Préférez souvent les formulations positives
Au lieu de multiplier les “ne fais pas ceci”, essayez quand c’est possible de formuler ce qu’il faut faire. Les consignes positives produisent parfois de meilleurs résultats que les consignes négatives. Cela dit, en pratique, un “do not include any extra text” bien placé peut aussi être très utile. Testez, comparez, gardez ce qui marche.
Step 17: Passer d’un utilisateur de prompts à un ingénieur des instructions
Le vrai objectif n’est pas d’apprendre une formule par cœur.
Le vrai objectif est de développer un diagnostic mental :
- si la structure de sortie est mauvaise, ajoutez ou améliorez les exemples
- si le modèle oublie une consigne importante, replacez-la au début ou à la fin
- si la tâche est floue, découpez-la en étapes
- si les résultats sont trop faibles, réduisez le scope ou enrichissez le rôle
- si les coûts explosent, raccourcissez le prompt et testez un modèle moins cher
À partir de là, vous n’êtes plus dépendant d’un template trouvé sur internet. Vous avez une méthode.
Step 18: Retenir l’idée la plus importante
Si vous construisez des solutions IA pour des entreprises, le prompt engineering n’est pas une compétence annexe. C’est le cœur du réacteur.
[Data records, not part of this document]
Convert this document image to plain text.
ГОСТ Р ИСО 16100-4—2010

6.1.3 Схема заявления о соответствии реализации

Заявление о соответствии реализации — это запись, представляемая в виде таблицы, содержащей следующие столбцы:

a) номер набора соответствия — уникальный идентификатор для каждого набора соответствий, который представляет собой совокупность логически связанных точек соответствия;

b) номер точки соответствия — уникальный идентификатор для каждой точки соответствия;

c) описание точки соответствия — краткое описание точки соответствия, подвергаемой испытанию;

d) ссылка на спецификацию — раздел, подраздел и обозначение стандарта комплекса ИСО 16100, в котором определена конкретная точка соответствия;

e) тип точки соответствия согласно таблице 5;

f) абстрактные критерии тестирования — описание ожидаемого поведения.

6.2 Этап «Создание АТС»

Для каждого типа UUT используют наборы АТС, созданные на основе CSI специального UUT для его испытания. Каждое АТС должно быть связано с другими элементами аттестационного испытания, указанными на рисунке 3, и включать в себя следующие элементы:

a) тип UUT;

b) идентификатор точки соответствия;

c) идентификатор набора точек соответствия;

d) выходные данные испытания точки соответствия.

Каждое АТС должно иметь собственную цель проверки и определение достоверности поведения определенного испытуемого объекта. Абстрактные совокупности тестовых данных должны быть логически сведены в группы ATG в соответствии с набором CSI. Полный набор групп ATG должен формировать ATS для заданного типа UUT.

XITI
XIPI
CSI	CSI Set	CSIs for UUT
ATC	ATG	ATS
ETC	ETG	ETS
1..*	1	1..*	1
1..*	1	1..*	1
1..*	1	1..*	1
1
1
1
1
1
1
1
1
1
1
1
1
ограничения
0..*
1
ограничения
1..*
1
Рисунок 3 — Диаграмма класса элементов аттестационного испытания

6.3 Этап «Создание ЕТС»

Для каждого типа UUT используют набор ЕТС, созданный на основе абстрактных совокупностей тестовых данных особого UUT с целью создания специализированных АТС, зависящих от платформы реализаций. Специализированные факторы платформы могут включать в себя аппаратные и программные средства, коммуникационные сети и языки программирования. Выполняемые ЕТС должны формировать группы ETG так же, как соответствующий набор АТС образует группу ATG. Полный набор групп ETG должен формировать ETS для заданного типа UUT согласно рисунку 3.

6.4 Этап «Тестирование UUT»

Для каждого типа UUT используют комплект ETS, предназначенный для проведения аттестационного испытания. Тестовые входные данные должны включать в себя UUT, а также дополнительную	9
Votre capacité à écrire de bonnes instructions détermine :
- la qualité des résultats
- la vitesse de réponse
- le coût d’exploitation
- la fiabilité du système
- la valeur créée pour le client
Et à terme, c’est ce qui fait la différence entre :
- un bricolage cher qui impressionne en démo
- un vrai système utile, rentable et vendable
Le plus intéressant, c’est que les gains viennent souvent de choses simples :
- un rôle mieux écrit
- quelques étapes explicites
- trois bons exemples
- une note finale bien placée
- une structure propre en Markdown
Rien de tout ça n’est sexy. Mais c’est exactement pour ça que ça donne un avantage durable.
FAQ sur le prompt engineering
Le prompt engineering consiste-t-il seulement à écrire de meilleurs prompts dans ChatGPT ?
Non. Discuter avec ChatGPT améliore votre usage personnel de l’IA, mais le vrai prompt engineering consiste à concevoir des instructions fiables pour des systèmes automatisés. Dans un contexte B2B, le modèle doit souvent réussir du premier coup, sans intervention humaine.
Combien d’exemples faut-il mettre dans un prompt ?
En pratique, trois à cinq exemples bien choisis suffisent souvent. Un seul bon exemple peut déjà produire un saut de qualité important. Au-delà, les gains deviennent plus faibles alors que le coût en tokens augmente.
Faut-il toujours utiliser GPT-4 pour obtenir de bons résultats ?
Non. Un bon prompt engineering permet souvent d’obtenir des résultats très corrects avec des modèles moins chers et plus rapides. L’objectif doit être d’utiliser le modèle le plus économique possible tout en atteignant la qualité nécessaire.
Le fine-tuning est-il indispensable ?
Dans la majorité des cas, non. Un excellent prompt engineering, combiné à du few-shot prompting, permet déjà d’aller très loin. Le fine-tuning n’est utile que dans certains cas particuliers où le volume, la spécialisation ou les contraintes métier le justifient réellement.
Pourquoi structurer un prompt en Markdown ?
Parce que cela rend le prompt plus lisible, plus maintenable et souvent plus clair pour le modèle. Les sections explicites comme Role, Task, Context, Examples et Notes facilitent l’itération et réduisent le désordre dans des prompts complexes.
Quelle température utiliser pour les systèmes B2B ?
Pour la plupart des cas métier, utilisez une température à 0. Cela réduit la variabilité et améliore la cohérence. Réservez les températures plus élevées aux usages créatifs comme l’idéation ou la rédaction marketing.
Quelle est la meilleure façon d’améliorer un prompt qui ne fonctionne pas ?
Ne recommencez pas tout de zéro. Identifiez le problème précis. Si la structure de sortie est mauvaise, ajoutez des exemples. Si une consigne est ignorée, déplacez-la au début ou à la fin. Si la tâche est trop floue, découpez-la en étapes. Si le coût est trop élevé, raccourcissez le prompt.